The Ministry of Corporate Affairs has amended the Companies (Prospectus and Allotment of Securities) Rules, 2014 and now has inserted a new rule 9A with its applicability from 2nd October, 2018. With the inserting of new rule it is compulsory for every unlisted Public Company to provide opportunity to every shareholder to convert their shareholding into Dematerialised form.
- Rule 9A: Issue of securities in dematerialised form by unlisted public companies.-
- Every unlisted public company shall –
(a) issue the securities only in dematerialised form; and
(b) facilitate dematerialisation of all its existing securities
in accordance with provisions of the Depositories Act, 1996 and regulations made there under.

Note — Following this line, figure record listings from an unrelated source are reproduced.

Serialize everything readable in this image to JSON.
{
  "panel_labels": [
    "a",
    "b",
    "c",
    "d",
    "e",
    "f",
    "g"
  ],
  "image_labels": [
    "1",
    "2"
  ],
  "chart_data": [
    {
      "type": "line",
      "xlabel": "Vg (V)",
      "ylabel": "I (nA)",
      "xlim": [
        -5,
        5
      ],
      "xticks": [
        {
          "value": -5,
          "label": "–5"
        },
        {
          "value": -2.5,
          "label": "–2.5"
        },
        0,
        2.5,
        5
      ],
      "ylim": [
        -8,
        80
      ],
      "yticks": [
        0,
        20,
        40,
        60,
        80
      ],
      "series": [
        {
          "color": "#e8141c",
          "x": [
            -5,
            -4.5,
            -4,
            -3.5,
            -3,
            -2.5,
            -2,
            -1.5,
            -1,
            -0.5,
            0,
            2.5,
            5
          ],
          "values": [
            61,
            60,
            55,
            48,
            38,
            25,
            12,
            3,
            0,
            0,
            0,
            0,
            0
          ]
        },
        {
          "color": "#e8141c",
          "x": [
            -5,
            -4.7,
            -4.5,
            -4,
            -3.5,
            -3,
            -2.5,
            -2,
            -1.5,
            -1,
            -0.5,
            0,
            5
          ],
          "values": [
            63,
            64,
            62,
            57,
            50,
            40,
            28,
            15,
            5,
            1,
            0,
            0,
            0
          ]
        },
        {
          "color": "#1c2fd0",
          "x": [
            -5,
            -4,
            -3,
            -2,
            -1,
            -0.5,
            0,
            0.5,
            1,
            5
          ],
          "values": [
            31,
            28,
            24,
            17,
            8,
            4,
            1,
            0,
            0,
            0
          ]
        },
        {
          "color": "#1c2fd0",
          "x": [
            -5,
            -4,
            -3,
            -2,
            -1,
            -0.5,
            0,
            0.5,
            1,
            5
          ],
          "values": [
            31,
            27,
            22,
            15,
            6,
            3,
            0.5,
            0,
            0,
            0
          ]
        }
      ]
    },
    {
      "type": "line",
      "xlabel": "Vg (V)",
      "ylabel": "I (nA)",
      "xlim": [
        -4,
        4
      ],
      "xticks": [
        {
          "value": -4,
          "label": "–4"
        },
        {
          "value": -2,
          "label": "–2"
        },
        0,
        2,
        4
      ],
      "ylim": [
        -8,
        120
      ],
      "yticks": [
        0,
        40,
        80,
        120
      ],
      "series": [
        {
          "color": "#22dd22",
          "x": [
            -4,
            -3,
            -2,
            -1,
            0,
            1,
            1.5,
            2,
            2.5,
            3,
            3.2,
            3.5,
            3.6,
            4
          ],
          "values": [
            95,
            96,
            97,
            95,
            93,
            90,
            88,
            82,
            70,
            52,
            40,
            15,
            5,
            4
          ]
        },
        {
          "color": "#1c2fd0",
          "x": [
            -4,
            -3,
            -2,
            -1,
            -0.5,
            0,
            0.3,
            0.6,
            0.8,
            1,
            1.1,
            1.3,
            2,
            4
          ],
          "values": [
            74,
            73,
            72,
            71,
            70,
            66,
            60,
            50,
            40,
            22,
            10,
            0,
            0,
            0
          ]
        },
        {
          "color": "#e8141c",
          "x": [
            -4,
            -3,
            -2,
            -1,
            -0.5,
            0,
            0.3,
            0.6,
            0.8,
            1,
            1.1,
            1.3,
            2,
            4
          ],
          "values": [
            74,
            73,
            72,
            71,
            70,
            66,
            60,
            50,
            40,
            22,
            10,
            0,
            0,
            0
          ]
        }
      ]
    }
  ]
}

- As the rule 9a (3) Every Security Holder of Unlisted Public Company before transferring there share on and after 2nd October, 2018 have convert it securities only in dematerialised form
- In the same way if anyone want to subscribes to any securities of an unlisted public company (whether by way of private placement or bonus shares or rights offer) on or after 2nd October, 2018 shall dematerialised there existing security into dematerialised.
- For provide the facility to every security holder for have their securities in Demat the company will secure International security Identification Number (ISIN) for each type of security and shall in-form all its existing security holders about such facility.
- Audit Report
As per Rule 9A(8) the unlisted public company have submit there audit report in accordance of regulation 55A of the securities and Exchange Board of India (Depositories and participants) Regulations, 1996 on a half-yearly basis to the Registrar under whose jurisdiction the registered office of the company is situated.
The Unlisted Public Company have to submit there Reconciliation of share capital audit report within 30 days from the end of the Half Year.”
If the company fails to provide or secure International security Identification Number (ISIN) for each type of security or submit there Audit Report then company will be punishable according to the section 450 of the Companies Act.
As the Rule 9a does not specify any penalty or fine, so Section 450 applies. As the section specify that if no penalty/fine is prescribed in any rules or section then the Section 450 of the Companies Act will be applicable.
The company and every officer of the company who is in default or such other person shall be punishable with fine which may extend to ten thousand rupees, and where the contravention is continuing one, with a further fine which may extend to one thousand rupees for every day after the first during which the contravention continues.
If the Shareholder fails to convert its share into Demat as the consequences of it they will not be able to transfer there share until and unless they convert their share into Demat.